If you’re going to experiment with intermittent fasting, it’s important to take a break from it often. Especially if you’re fasting longer than 12 hours.
Fasting affects men and women differently. And like anything, it affects each human, differently.
Men tend to have an easier time fasting. And women tend to do better with a longer eating window, and shorter fasting period.
I know it’s easy to get into a mindset of more is more, more is better! I did that, as you just read….
but as with so many things, less is more.
For women, I highly suggest you begin with fasting 1-2 times per week. And see how you feel.
Is your energy high? Are you craving foods more?
If you feel energized and your cravings are less or non-existent…
then after 4 weeks, try fasting 3 days per week on alternating days.
After 1-2 weeks of that. See how you feel. And adjust accordingly. I wouldn’t suggest fasting more than alternating days, 3 times per week.
ARE YOU EVEN FASTING?
If you’re following IF, having more than 50 calories in the morning will break your fast.
So if you drink coffee or tea keep the cream, milk, butter, oil, keep the calories below that.

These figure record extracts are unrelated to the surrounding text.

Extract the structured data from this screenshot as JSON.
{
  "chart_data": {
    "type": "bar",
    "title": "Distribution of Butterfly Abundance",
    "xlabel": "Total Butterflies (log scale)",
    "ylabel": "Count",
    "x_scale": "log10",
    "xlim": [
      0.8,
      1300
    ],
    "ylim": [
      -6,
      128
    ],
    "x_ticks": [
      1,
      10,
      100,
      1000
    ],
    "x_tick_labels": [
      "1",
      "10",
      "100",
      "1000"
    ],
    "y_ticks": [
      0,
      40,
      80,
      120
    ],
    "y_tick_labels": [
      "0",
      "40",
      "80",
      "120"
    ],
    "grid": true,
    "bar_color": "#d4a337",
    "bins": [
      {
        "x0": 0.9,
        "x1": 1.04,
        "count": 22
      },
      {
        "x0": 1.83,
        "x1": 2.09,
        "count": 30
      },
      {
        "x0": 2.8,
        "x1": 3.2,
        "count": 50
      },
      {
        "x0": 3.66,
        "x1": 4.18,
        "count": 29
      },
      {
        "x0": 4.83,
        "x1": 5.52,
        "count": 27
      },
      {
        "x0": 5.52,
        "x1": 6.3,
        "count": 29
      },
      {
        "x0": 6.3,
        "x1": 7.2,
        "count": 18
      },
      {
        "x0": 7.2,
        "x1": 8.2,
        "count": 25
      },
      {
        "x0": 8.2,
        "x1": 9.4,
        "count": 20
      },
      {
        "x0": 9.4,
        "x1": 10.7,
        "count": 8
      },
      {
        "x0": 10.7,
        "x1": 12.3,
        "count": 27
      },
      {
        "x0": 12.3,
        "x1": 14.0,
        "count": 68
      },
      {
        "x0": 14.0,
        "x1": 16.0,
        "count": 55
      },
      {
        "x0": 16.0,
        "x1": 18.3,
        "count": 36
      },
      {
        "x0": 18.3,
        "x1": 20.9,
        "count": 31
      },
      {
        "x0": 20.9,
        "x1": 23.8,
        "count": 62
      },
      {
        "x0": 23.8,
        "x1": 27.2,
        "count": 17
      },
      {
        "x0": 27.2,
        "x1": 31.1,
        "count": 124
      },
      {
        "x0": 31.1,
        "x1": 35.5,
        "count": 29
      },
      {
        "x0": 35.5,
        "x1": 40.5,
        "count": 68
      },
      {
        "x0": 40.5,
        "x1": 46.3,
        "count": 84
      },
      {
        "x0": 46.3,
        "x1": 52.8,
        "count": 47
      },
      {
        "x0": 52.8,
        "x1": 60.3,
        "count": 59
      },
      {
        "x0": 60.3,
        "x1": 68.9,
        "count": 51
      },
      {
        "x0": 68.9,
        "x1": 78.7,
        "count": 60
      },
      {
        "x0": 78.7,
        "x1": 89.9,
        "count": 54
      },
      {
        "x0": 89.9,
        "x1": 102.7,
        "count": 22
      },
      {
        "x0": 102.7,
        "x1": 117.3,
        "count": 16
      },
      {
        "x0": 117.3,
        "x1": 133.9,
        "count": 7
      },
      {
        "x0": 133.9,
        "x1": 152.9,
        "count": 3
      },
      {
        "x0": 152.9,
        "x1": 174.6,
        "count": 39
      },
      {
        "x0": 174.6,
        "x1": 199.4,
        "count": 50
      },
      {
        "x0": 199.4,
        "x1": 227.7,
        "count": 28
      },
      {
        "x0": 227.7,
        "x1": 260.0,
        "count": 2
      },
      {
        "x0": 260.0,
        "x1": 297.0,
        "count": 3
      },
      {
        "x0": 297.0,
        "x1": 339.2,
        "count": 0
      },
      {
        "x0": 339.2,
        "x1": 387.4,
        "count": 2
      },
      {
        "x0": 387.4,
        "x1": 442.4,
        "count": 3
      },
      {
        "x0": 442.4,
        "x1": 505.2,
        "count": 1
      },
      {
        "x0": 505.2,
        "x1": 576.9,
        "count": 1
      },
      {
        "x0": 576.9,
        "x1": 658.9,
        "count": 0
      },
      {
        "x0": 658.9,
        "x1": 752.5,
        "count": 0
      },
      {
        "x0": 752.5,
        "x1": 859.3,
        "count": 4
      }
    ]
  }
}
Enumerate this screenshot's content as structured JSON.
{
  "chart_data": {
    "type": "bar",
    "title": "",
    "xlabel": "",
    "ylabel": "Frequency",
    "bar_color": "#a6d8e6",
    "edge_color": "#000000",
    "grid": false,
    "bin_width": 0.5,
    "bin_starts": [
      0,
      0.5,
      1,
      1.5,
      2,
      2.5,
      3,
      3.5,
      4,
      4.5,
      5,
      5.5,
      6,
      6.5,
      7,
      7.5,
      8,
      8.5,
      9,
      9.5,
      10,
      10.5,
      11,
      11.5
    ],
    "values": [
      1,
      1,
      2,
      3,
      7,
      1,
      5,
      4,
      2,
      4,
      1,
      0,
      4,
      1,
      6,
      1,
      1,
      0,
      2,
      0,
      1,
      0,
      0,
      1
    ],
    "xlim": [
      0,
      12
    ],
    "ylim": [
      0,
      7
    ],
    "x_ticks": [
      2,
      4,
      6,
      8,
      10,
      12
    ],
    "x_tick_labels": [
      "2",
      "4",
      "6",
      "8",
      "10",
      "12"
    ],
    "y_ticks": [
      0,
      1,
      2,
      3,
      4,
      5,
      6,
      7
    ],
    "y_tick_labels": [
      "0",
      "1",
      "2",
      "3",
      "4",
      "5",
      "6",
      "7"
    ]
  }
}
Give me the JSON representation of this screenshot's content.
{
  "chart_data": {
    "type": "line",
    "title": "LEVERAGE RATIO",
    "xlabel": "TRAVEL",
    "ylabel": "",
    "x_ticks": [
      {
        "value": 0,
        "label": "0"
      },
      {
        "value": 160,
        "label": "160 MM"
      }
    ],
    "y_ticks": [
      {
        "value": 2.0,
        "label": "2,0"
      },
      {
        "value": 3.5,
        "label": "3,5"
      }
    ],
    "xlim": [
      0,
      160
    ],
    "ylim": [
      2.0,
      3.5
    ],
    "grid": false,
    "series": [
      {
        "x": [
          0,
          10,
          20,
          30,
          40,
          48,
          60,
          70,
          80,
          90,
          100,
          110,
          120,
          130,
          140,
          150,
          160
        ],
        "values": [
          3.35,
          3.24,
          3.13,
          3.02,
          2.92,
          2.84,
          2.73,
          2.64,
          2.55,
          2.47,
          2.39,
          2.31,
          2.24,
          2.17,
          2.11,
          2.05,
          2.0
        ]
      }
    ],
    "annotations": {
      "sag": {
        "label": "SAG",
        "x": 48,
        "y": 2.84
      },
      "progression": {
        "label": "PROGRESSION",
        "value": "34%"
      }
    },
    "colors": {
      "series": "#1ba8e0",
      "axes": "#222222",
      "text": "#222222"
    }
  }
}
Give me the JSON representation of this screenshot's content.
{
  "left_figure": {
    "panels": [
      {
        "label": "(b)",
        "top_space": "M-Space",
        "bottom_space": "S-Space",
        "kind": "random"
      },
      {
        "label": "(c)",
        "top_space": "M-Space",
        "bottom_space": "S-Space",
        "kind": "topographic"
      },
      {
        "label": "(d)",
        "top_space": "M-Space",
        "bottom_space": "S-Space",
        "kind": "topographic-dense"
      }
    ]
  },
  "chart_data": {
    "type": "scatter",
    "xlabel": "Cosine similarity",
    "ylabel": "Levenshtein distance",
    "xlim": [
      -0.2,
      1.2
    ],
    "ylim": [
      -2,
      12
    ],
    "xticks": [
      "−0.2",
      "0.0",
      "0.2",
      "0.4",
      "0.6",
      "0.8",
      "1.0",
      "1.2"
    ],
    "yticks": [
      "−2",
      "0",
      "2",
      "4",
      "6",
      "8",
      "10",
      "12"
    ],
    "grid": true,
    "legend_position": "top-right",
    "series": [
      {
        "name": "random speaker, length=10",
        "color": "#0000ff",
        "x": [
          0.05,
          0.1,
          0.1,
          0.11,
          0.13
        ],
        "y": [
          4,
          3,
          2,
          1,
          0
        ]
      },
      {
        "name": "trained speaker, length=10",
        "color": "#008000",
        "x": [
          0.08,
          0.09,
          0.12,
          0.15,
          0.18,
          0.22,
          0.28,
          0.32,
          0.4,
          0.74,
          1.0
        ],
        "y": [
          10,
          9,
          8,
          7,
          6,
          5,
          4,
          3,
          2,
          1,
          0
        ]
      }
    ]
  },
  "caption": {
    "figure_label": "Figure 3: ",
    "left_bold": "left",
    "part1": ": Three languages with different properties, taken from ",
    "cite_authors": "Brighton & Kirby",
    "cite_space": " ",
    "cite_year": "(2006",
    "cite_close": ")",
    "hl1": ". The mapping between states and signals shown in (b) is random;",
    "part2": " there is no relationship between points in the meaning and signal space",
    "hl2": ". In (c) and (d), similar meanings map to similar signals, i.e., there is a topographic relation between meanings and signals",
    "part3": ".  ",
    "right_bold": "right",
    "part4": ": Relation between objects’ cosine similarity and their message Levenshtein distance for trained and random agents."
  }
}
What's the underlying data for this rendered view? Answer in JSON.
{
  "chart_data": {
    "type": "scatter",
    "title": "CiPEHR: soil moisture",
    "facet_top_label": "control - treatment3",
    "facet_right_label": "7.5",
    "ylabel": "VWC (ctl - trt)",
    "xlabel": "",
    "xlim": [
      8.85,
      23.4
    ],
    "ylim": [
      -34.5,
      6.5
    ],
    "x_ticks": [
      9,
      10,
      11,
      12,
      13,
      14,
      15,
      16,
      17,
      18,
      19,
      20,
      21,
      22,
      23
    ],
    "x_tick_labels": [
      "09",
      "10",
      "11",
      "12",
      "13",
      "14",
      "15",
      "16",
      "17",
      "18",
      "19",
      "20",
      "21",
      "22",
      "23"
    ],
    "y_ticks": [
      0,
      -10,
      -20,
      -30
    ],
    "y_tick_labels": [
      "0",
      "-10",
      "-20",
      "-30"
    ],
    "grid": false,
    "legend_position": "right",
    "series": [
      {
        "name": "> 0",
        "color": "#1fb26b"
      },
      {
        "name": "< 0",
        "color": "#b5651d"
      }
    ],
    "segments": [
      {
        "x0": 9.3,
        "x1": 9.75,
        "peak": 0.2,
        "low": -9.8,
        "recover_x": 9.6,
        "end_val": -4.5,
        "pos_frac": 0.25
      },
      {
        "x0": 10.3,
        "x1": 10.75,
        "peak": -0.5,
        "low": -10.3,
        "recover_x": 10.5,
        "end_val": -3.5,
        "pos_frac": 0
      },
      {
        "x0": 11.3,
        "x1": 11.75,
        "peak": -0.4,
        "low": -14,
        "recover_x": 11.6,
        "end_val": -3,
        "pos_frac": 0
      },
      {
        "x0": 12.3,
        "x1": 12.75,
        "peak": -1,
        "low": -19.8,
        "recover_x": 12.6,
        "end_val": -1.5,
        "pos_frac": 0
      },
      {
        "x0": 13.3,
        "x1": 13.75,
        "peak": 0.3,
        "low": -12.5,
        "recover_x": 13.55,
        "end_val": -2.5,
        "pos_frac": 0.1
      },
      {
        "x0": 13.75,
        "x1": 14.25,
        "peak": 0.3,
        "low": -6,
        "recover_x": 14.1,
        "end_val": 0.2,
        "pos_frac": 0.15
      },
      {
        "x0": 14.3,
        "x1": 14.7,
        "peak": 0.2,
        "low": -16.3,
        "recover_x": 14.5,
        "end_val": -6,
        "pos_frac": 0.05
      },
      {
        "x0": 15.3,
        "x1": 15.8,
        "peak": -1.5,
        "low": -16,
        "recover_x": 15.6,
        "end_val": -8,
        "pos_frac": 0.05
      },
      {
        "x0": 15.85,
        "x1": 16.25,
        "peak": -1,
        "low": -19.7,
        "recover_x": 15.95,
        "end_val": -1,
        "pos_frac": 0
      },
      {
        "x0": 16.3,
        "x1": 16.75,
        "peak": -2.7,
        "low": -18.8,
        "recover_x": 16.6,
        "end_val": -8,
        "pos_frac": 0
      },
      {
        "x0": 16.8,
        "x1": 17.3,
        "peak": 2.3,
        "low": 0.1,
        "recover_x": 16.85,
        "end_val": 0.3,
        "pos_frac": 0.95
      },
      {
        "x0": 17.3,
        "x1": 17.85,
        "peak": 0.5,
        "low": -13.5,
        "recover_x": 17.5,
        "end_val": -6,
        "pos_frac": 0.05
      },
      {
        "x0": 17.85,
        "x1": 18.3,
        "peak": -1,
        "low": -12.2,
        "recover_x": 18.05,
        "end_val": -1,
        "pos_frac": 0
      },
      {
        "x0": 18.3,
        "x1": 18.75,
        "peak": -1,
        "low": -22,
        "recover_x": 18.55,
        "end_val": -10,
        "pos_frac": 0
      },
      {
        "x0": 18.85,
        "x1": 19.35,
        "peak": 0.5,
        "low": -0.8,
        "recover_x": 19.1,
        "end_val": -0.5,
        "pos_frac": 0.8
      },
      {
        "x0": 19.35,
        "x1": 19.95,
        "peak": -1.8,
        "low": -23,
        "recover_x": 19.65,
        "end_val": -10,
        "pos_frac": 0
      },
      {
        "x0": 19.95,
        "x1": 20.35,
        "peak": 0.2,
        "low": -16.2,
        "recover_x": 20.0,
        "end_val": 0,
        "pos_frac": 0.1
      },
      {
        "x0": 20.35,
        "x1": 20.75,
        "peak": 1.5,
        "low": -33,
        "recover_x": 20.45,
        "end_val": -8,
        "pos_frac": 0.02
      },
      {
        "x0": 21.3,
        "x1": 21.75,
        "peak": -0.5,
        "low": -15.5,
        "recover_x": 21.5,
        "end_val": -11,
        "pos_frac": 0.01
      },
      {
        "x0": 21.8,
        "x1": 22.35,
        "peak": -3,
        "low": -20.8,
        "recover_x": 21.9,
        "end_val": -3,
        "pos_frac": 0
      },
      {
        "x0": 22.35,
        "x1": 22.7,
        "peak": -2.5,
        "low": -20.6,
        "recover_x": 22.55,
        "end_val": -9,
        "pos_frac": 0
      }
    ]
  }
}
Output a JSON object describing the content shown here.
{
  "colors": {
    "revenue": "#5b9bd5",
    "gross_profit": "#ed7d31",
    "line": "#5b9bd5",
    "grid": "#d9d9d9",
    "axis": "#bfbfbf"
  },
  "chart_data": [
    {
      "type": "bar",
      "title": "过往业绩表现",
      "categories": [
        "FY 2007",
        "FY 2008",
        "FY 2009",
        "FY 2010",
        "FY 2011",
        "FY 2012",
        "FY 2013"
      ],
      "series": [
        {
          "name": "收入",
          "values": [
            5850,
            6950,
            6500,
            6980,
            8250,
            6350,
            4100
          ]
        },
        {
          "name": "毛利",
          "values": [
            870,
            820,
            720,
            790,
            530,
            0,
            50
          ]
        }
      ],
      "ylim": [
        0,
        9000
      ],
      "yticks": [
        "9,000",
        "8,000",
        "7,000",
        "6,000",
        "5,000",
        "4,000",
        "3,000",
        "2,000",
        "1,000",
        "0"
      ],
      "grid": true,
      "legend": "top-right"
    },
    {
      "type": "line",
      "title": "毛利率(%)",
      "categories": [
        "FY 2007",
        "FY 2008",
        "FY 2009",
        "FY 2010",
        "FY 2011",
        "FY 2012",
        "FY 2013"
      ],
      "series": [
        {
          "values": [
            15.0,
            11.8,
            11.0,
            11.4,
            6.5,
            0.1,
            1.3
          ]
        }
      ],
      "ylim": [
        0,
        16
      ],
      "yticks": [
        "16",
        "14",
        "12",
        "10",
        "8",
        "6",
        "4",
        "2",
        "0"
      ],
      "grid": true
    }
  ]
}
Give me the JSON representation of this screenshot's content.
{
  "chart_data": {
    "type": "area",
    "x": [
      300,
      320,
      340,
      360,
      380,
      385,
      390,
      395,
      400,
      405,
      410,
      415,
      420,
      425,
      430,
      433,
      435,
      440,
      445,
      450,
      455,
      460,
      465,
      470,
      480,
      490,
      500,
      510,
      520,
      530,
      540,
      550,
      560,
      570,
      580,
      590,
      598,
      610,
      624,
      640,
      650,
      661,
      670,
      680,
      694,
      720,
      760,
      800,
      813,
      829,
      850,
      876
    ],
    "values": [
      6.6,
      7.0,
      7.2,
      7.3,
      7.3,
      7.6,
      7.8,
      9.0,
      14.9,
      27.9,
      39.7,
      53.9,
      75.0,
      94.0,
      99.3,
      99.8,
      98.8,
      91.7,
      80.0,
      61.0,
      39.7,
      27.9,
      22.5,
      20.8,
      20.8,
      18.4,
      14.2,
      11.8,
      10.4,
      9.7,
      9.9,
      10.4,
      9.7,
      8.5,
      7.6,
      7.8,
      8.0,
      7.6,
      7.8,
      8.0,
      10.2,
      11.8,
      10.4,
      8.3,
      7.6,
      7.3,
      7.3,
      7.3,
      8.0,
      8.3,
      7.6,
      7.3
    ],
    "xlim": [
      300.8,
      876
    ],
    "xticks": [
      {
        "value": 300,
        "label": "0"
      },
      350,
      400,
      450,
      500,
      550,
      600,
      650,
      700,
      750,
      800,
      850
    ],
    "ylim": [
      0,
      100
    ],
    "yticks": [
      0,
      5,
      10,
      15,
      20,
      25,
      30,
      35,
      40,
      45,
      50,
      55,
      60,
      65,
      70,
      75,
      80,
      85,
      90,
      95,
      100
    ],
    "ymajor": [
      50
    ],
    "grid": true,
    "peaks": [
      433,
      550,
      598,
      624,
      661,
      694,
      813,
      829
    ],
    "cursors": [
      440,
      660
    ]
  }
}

I could write forever about IF but honestly, I don’t feel like it;)
Plus I have clients to coach in 10 minutes! Please feel free to ask me specific questions in the comments below.
And, go do your own research.
It’s important to educate yourself instead of just doing what Susie does…
or listening to some random expert on a podcast that knows NOTHING about your body, your physical health, and your mental health.